Einem Architekten, der nie gebaut hat, wird jetzt späte Ehrung zuteil. Die Galerie Diogenes stellt im Rahmen der Berliner Bauwochen Zeichnungen und Modelle des heute 74-jährigen Hermann Finsterlin aus. Bizarre Träume vom "organischen" Bauen füllen Tische und Wände der Galerie in der Bleibtreustraße.

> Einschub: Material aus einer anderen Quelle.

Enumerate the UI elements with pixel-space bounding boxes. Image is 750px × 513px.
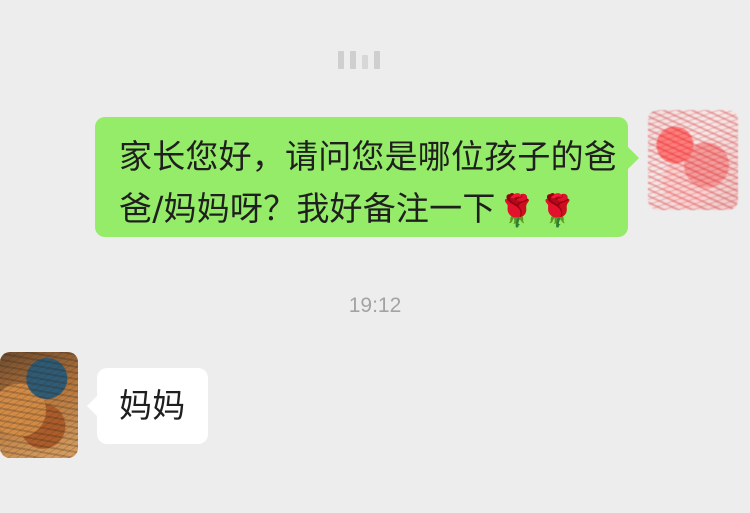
other-avatar[interactable] bbox=[0, 352, 78, 458]
marker-bar bbox=[362, 55, 368, 69]
marker-bar bbox=[338, 51, 344, 69]
top-marker bbox=[338, 45, 390, 69]
self-avatar[interactable] bbox=[648, 110, 738, 210]
marker-bar bbox=[350, 51, 356, 69]
self-message-bubble[interactable]: 家长您好，请问您是哪位孩子的爸 爸/妈妈呀？我好备注一下🌹🌹 bbox=[95, 117, 639, 237]
chat-window: 家长您好，请问您是哪位孩子的爸 爸/妈妈呀？我好备注一下🌹🌹 19:12 妈妈 bbox=[0, 0, 750, 513]
rose-icon: 🌹 bbox=[497, 193, 537, 229]
message-timestamp: 19:12 bbox=[348, 294, 402, 317]
rose-icon: 🌹 bbox=[538, 193, 578, 229]
self-message-line-1: 家长您好，请问您是哪位孩子的爸 bbox=[119, 137, 617, 176]
marker-bar bbox=[374, 51, 380, 69]
other-message-text: 妈妈 bbox=[119, 386, 186, 425]
self-message-line-2-text: 爸/妈妈呀？我好备注一下 bbox=[119, 189, 496, 228]
other-message-bubble[interactable]: 妈妈 bbox=[87, 368, 208, 444]
self-message-line-2: 爸/妈妈呀？我好备注一下🌹🌹 bbox=[119, 183, 608, 237]
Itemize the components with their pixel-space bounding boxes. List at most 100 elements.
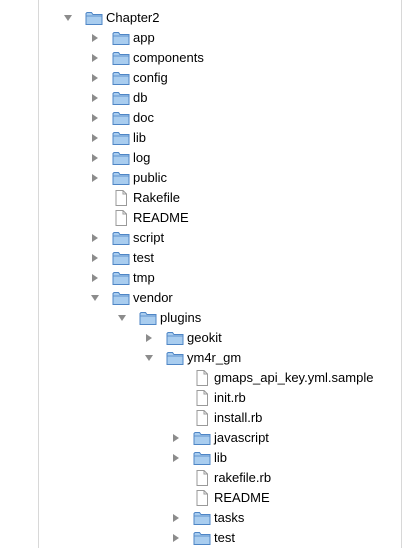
item-label: tmp xyxy=(133,270,155,285)
folder-icon xyxy=(193,450,211,466)
disclosure-triangle-collapsed-icon[interactable] xyxy=(88,168,102,188)
folder-row-chapter2[interactable]: Chapter2 xyxy=(39,8,401,28)
folder-icon xyxy=(112,90,130,106)
folder-icon xyxy=(139,310,157,326)
folder-row-javascript[interactable]: javascript xyxy=(39,428,401,448)
item-label: log xyxy=(133,150,151,165)
disclosure-triangle-collapsed-icon[interactable] xyxy=(88,28,102,48)
file-row-rakefile[interactable]: Rakefile xyxy=(39,188,401,208)
file-row-install-rb[interactable]: install.rb xyxy=(39,408,401,428)
disclosure-triangle-expanded-icon[interactable] xyxy=(115,308,129,328)
folder-row-plugins[interactable]: plugins xyxy=(39,308,401,328)
item-label: install.rb xyxy=(214,410,263,425)
folder-row-public[interactable]: public xyxy=(39,168,401,188)
disclosure-triangle-expanded-icon[interactable] xyxy=(61,8,75,28)
file-tree: Chapter2 app components config db doc lib log pu… xyxy=(38,0,402,548)
file-row-init-rb[interactable]: init.rb xyxy=(39,388,401,408)
item-label: components xyxy=(133,50,204,65)
item-label: rakefile.rb xyxy=(214,470,272,485)
folder-icon xyxy=(166,350,184,366)
item-label: doc xyxy=(133,110,154,125)
folder-icon xyxy=(112,110,130,126)
item-label: lib xyxy=(214,450,228,465)
item-label: gmaps_api_key.yml.sample xyxy=(214,370,374,385)
document-icon xyxy=(112,190,130,206)
item-label: script xyxy=(133,230,165,245)
disclosure-triangle-collapsed-icon[interactable] xyxy=(88,268,102,288)
item-label: test xyxy=(214,530,235,545)
item-label: javascript xyxy=(214,430,269,445)
folder-row-test[interactable]: test xyxy=(39,528,401,548)
item-label: README xyxy=(214,490,270,505)
document-icon xyxy=(193,470,211,486)
folder-row-ym4r-gm[interactable]: ym4r_gm xyxy=(39,348,401,368)
file-row-gmaps-api-key-yml-sample[interactable]: gmaps_api_key.yml.sample xyxy=(39,368,401,388)
folder-icon xyxy=(112,170,130,186)
folder-row-lib[interactable]: lib xyxy=(39,448,401,468)
disclosure-triangle-collapsed-icon[interactable] xyxy=(88,228,102,248)
disclosure-triangle-expanded-icon[interactable] xyxy=(142,348,156,368)
folder-row-test[interactable]: test xyxy=(39,248,401,268)
folder-row-app[interactable]: app xyxy=(39,28,401,48)
disclosure-triangle-expanded-icon[interactable] xyxy=(88,288,102,308)
folder-row-lib[interactable]: lib xyxy=(39,128,401,148)
disclosure-triangle-collapsed-icon[interactable] xyxy=(169,448,183,468)
folder-icon xyxy=(112,130,130,146)
document-icon xyxy=(193,490,211,506)
folder-row-config[interactable]: config xyxy=(39,68,401,88)
document-icon xyxy=(193,410,211,426)
item-label: geokit xyxy=(187,330,222,345)
disclosure-triangle-collapsed-icon[interactable] xyxy=(88,148,102,168)
folder-icon xyxy=(193,530,211,546)
folder-icon xyxy=(112,30,130,46)
folder-row-vendor[interactable]: vendor xyxy=(39,288,401,308)
item-label: public xyxy=(133,170,167,185)
item-label: Chapter2 xyxy=(106,10,160,25)
folder-icon xyxy=(112,230,130,246)
disclosure-triangle-collapsed-icon[interactable] xyxy=(169,508,183,528)
folder-icon xyxy=(112,290,130,306)
file-row-readme[interactable]: README xyxy=(39,208,401,228)
folder-icon xyxy=(112,50,130,66)
folder-row-geokit[interactable]: geokit xyxy=(39,328,401,348)
item-label: app xyxy=(133,30,155,45)
disclosure-triangle-collapsed-icon[interactable] xyxy=(169,428,183,448)
disclosure-triangle-collapsed-icon[interactable] xyxy=(169,528,183,548)
folder-row-components[interactable]: components xyxy=(39,48,401,68)
item-label: tasks xyxy=(214,510,245,525)
disclosure-triangle-collapsed-icon[interactable] xyxy=(142,328,156,348)
folder-row-log[interactable]: log xyxy=(39,148,401,168)
item-label: ym4r_gm xyxy=(187,350,242,365)
folder-row-doc[interactable]: doc xyxy=(39,108,401,128)
folder-row-script[interactable]: script xyxy=(39,228,401,248)
disclosure-triangle-collapsed-icon[interactable] xyxy=(88,248,102,268)
disclosure-triangle-collapsed-icon[interactable] xyxy=(88,128,102,148)
disclosure-triangle-collapsed-icon[interactable] xyxy=(88,108,102,128)
item-label: plugins xyxy=(160,310,202,325)
item-label: test xyxy=(133,250,154,265)
disclosure-triangle-collapsed-icon[interactable] xyxy=(88,48,102,68)
item-label: README xyxy=(133,210,189,225)
document-icon xyxy=(112,210,130,226)
folder-row-db[interactable]: db xyxy=(39,88,401,108)
item-label: db xyxy=(133,90,148,105)
file-row-readme[interactable]: README xyxy=(39,488,401,508)
disclosure-triangle-collapsed-icon[interactable] xyxy=(88,88,102,108)
file-row-rakefile-rb[interactable]: rakefile.rb xyxy=(39,468,401,488)
disclosure-triangle-collapsed-icon[interactable] xyxy=(88,68,102,88)
document-icon xyxy=(193,370,211,386)
item-label: init.rb xyxy=(214,390,246,405)
folder-icon xyxy=(112,250,130,266)
folder-row-tmp[interactable]: tmp xyxy=(39,268,401,288)
item-label: Rakefile xyxy=(133,190,180,205)
folder-icon xyxy=(85,10,103,26)
item-label: vendor xyxy=(133,290,173,305)
folder-icon xyxy=(193,510,211,526)
folder-row-tasks[interactable]: tasks xyxy=(39,508,401,528)
item-label: config xyxy=(133,70,168,85)
document-icon xyxy=(193,390,211,406)
folder-icon xyxy=(112,70,130,86)
folder-icon xyxy=(166,330,184,346)
folder-icon xyxy=(112,150,130,166)
folder-icon xyxy=(193,430,211,446)
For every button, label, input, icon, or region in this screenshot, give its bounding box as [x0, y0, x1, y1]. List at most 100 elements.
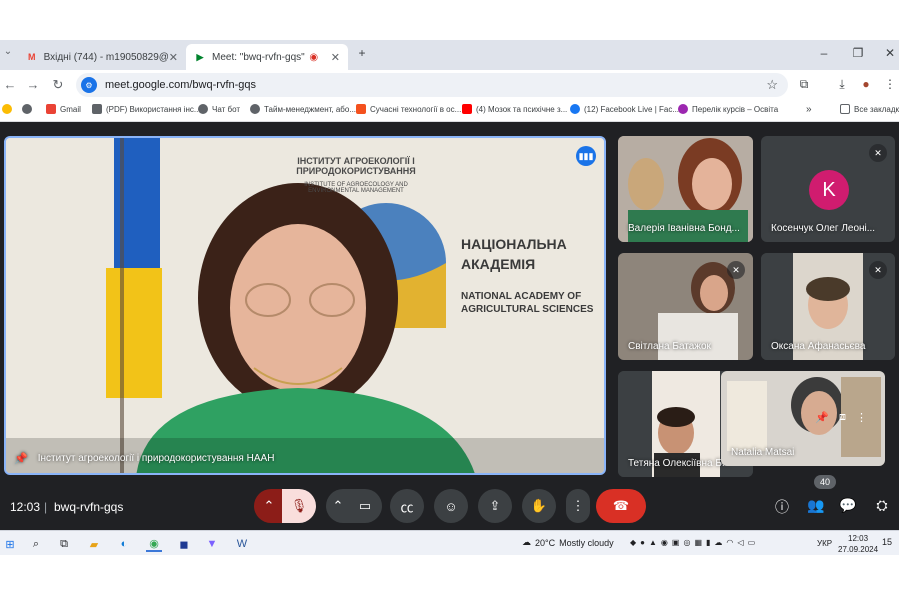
- close-tab-icon[interactable]: ✕: [331, 51, 340, 64]
- minimize-icon[interactable]: –: [814, 46, 834, 60]
- participant-count-badge: 40: [814, 475, 836, 489]
- bookmark-web-icon[interactable]: [22, 104, 36, 114]
- site-info-icon[interactable]: ⚙: [81, 77, 97, 93]
- wifi-icon[interactable]: ◠: [726, 538, 733, 547]
- search-icon[interactable]: ⌕: [28, 536, 44, 552]
- video-options-button[interactable]: ⌃: [326, 489, 350, 523]
- tab-gmail[interactable]: M Вхідні (744) - m19050829@gmail.com ✕: [18, 44, 186, 70]
- back-icon[interactable]: ←: [2, 77, 18, 92]
- participant-tile[interactable]: Валерія Іванівна Бонд...: [618, 136, 753, 242]
- captions-button[interactable]: ㏄: [390, 489, 424, 523]
- tray-icon[interactable]: ☁: [714, 538, 722, 547]
- volume-icon[interactable]: ◁: [737, 538, 743, 547]
- tab-meet[interactable]: ▶ Meet: "bwq-rvfn-gqs" ◉ ✕: [186, 44, 348, 70]
- browser-window: ⌄ M Вхідні (744) - m19050829@gmail.com ✕…: [0, 40, 899, 555]
- activities-icon[interactable]: ⛭: [872, 497, 892, 514]
- people-icon[interactable]: 👥: [806, 497, 826, 514]
- microphone-button[interactable]: 🎙: [282, 489, 316, 523]
- bookmark-courses[interactable]: Перелік курсів – Освіта: [678, 104, 778, 114]
- meeting-clock: 12:03: [10, 500, 41, 514]
- captions-icon: ㏄: [400, 499, 414, 515]
- chrome-icon[interactable]: ◉: [146, 536, 162, 552]
- close-tab-icon[interactable]: ✕: [169, 51, 178, 64]
- more-options-icon[interactable]: ⋮: [856, 411, 867, 424]
- bookmark-youtube[interactable]: (4) Мозок та психічне з...: [462, 104, 567, 114]
- participant-tile[interactable]: ✕ Оксана Афанасьєва: [761, 253, 895, 360]
- profile-avatar[interactable]: ●: [858, 77, 874, 91]
- tile-hover-tools: 📌 ⧈ ⋮: [815, 411, 867, 424]
- tab-search-icon[interactable]: ⌄: [0, 46, 16, 57]
- url-text: meet.google.com/bwq-rvfn-gqs: [105, 79, 257, 91]
- weather-widget[interactable]: ☁ 20°C Mostly cloudy: [522, 537, 614, 548]
- leave-call-button[interactable]: ☎: [596, 489, 646, 523]
- tray-icon[interactable]: ●: [640, 538, 645, 547]
- pin-icon[interactable]: 📌: [815, 411, 829, 424]
- bookmark-time-management[interactable]: Тайм-менеджмент, або...: [250, 104, 356, 114]
- participant-name: Валерія Іванівна Бонд...: [628, 223, 740, 234]
- meet-stage: ІНСТИТУТ АГРОЕКОЛОГІЇ І ПРИРОДОКОРИСТУВА…: [0, 122, 899, 555]
- raise-hand-button[interactable]: ✋: [522, 489, 556, 523]
- forward-icon[interactable]: →: [25, 77, 41, 92]
- omnibox[interactable]: ⚙ meet.google.com/bwq-rvfn-gqs ☆: [76, 73, 788, 97]
- weather-temp: 20°C: [535, 537, 556, 548]
- tray-icon[interactable]: ◆: [630, 538, 636, 547]
- bookmark-pdf[interactable]: (PDF) Використання інс...: [92, 104, 201, 114]
- participant-tile[interactable]: ✕ Світлана Батажок: [618, 253, 753, 360]
- app-icon[interactable]: ▼: [204, 536, 220, 552]
- apps-icon[interactable]: [2, 104, 16, 114]
- maximize-icon[interactable]: ❐: [848, 46, 868, 60]
- bookmark-gmail[interactable]: Gmail: [46, 104, 81, 114]
- close-window-icon[interactable]: ✕: [880, 46, 899, 60]
- main-video-tile[interactable]: ІНСТИТУТ АГРОЕКОЛОГІЇ І ПРИРОДОКОРИСТУВА…: [4, 136, 606, 475]
- menu-icon[interactable]: ⋮: [882, 77, 898, 91]
- frame-icon[interactable]: ⧈: [839, 411, 846, 424]
- windows-start-icon[interactable]: ⊞: [2, 536, 18, 552]
- download-icon[interactable]: ⤓: [834, 77, 850, 92]
- audio-options-button[interactable]: ⌃: [254, 489, 284, 523]
- tab-label: Meet: "bwq-rvfn-gqs": [212, 51, 305, 63]
- date: 27.09.2024: [838, 545, 879, 554]
- camera-button[interactable]: ▭: [348, 489, 382, 523]
- tray-icon[interactable]: ▣: [672, 538, 680, 547]
- reactions-button[interactable]: ☺: [434, 489, 468, 523]
- battery-icon[interactable]: ▮: [706, 538, 710, 547]
- chat-icon[interactable]: 💬: [838, 497, 858, 514]
- clock[interactable]: 12:03 27.09.2024: [838, 533, 878, 555]
- all-bookmarks[interactable]: Все закладки: [840, 104, 899, 114]
- word-icon[interactable]: W: [234, 536, 250, 552]
- more-options-button[interactable]: ⋮: [566, 489, 590, 523]
- task-view-icon[interactable]: ⧉: [56, 536, 72, 552]
- tray-icon[interactable]: ◉: [661, 538, 668, 547]
- tray-icon[interactable]: ▲: [649, 538, 657, 547]
- edge-icon[interactable]: ◐: [116, 536, 132, 552]
- folder-icon: [840, 104, 850, 114]
- gmail-icon: M: [28, 52, 36, 62]
- meeting-details-icon[interactable]: ⓘ: [772, 497, 792, 517]
- tray-icon[interactable]: ▭: [748, 538, 756, 547]
- web-icon: [250, 104, 260, 114]
- more-vert-icon: ⋮: [571, 498, 585, 513]
- tray-icon[interactable]: ◎: [683, 538, 690, 547]
- extensions-icon[interactable]: ⧉: [796, 77, 812, 92]
- bookmark-facebook[interactable]: (12) Facebook Live | Fac...: [570, 104, 679, 114]
- pin-icon[interactable]: 📌: [14, 452, 28, 465]
- more-bookmarks-icon[interactable]: »: [806, 104, 812, 115]
- present-button[interactable]: ⇪: [478, 489, 512, 523]
- reload-icon[interactable]: ↻: [50, 77, 66, 93]
- language-indicator[interactable]: УКР: [817, 539, 832, 548]
- participant-tile[interactable]: ✕ K Косенчук Олег Леоні...: [761, 136, 895, 242]
- app-icon[interactable]: ◼: [176, 536, 192, 552]
- chevron-up-icon: ⌃: [263, 498, 275, 513]
- file-explorer-icon[interactable]: ▰: [86, 536, 102, 552]
- notifications-badge[interactable]: 15: [882, 537, 892, 547]
- participant-name: Natalia Matsai: [731, 447, 795, 458]
- participant-name: Оксана Афанасьєва: [771, 341, 866, 352]
- wall-text-institute-en: INSTITUTE OF AGROECOLOGY AND ENVIRONMENT…: [304, 182, 408, 194]
- new-tab-button[interactable]: +: [352, 46, 372, 60]
- participant-tile[interactable]: 📌 ⧈ ⋮ Natalia Matsai: [721, 371, 885, 466]
- bookmark-technologies[interactable]: Сучасні технології в ос...: [356, 104, 461, 114]
- bookmark-chatbot[interactable]: Чат бот: [198, 104, 240, 114]
- bookmark-star-icon[interactable]: ☆: [766, 77, 778, 93]
- meeting-code: bwq-rvfn-gqs: [54, 500, 124, 514]
- tray-icon[interactable]: ▦: [694, 538, 702, 547]
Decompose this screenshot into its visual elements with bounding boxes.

Unsere Zeit, die nur der funktionellen Architektur Raum gibt, ist anfällig gegen die Utopie. Die Freimütigkeit, mit der führende Architekten vor kurzem im Amerikahaus ihre nicht realisierbaren Wunschbilder ausbreiteten, hat den Boden für eine Ausstellung wie diese bereitet. Finsterlin war einer der Phantasten, die sich in den zwanziger Jahren - lange nach dem Abklingen des Jugendstils - zusammentaten, um Richtlinien für ein neues Bauen festzulegen, das auch den leisesten Anklang an die Tradition vorwarf. Das Streben nach dem Simultanerlebnis von Innen- und Außenraum führte Finsterlin zu Bauformen, die alles Materialgerechte, alles Kubische ablehnen und Gewundenes, Steiles, Amorphes in einem Strudel entfesselter Phantasie einbeziehen.
Daß aus dieser Bauweise
neue Lebensformen entstehen sollten, wird deutlich, wenn man Finsterlins
Bekenntnisse in seinem Buch "Frühlicht" liest. "Im Innenraum des neuen
Hauses wird man sich als Insasse einer märchenhaften Kristalldruse
fühlen. Die Möbel des neuen Zimmers werden Immobilien sein müssen.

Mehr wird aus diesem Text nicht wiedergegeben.